Clams and PlumsAugust 13, 2012
If you ever hear someone utter the words “there is no such thing as a sure thing”, I give you permission to kindly tell that person he or she is a moron. Because without fail, our annual weekend trip to Southampton ends up being the most ridiculous, most enjoyable, and most satisfying weekend of my year. And that my friends, is a sure thing.
But without going into much unnecessary detail about BMXing off of the dock (after all this isn’t an adventure sport blog) or the fresh caught seafood gumbo whipped up by the Queen of Creole herself (you can read her blog over here), there is one item you should take away from our weekend immediately: run to your nearest farmers market/grocery store and get soaking…

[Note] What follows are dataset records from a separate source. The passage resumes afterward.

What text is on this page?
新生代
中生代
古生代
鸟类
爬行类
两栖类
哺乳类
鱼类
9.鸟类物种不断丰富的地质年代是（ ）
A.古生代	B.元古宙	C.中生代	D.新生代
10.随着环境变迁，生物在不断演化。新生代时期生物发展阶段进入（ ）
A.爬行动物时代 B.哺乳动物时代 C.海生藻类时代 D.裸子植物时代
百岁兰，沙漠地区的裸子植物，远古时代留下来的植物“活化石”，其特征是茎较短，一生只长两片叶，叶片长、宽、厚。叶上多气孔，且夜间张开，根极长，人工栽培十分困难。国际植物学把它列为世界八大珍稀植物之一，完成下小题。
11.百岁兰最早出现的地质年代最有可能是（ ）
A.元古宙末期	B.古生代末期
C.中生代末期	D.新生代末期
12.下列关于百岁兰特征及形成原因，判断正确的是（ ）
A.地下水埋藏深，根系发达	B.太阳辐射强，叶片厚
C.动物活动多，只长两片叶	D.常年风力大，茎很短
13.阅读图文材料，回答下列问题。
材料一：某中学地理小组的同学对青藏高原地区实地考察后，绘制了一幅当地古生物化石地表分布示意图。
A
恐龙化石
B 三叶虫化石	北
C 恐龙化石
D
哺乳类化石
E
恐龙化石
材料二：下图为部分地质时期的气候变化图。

Much like the peaches soaking in gin from a few weekends ago, I knew that we needed something crisp and refreshing to enjoy with our bounty of clams. And while the Cow Thieves Saisons were flowing plenty, it’s nice to have something a bit more simple to break up all the beer drinking. These plums were some of the freshest I’ve seen this summer and when it comes to liquor infusions, fresh and ripe is the key. Unlike the peaches that took a good week or so to really soak in the flavor, this vodka seemed to latch on to not only the plum flavor, but the color as well. After only a few hours we were sipping on this straight, with a little ice, a wedge of lemon and a heck of a lot of laughs!
The beauty of this basic technique is how many varieties you can make. I used 3 plums for about a quart of vodka but honestly, there’s no real recipe here. Change up the fruit, add some herbs, switch up your liquors and you can already start to see the number of possibilities. As a basic guideline however, don’t go too cheap or too fancy on the booze. A pretty standard liquor will do the trick!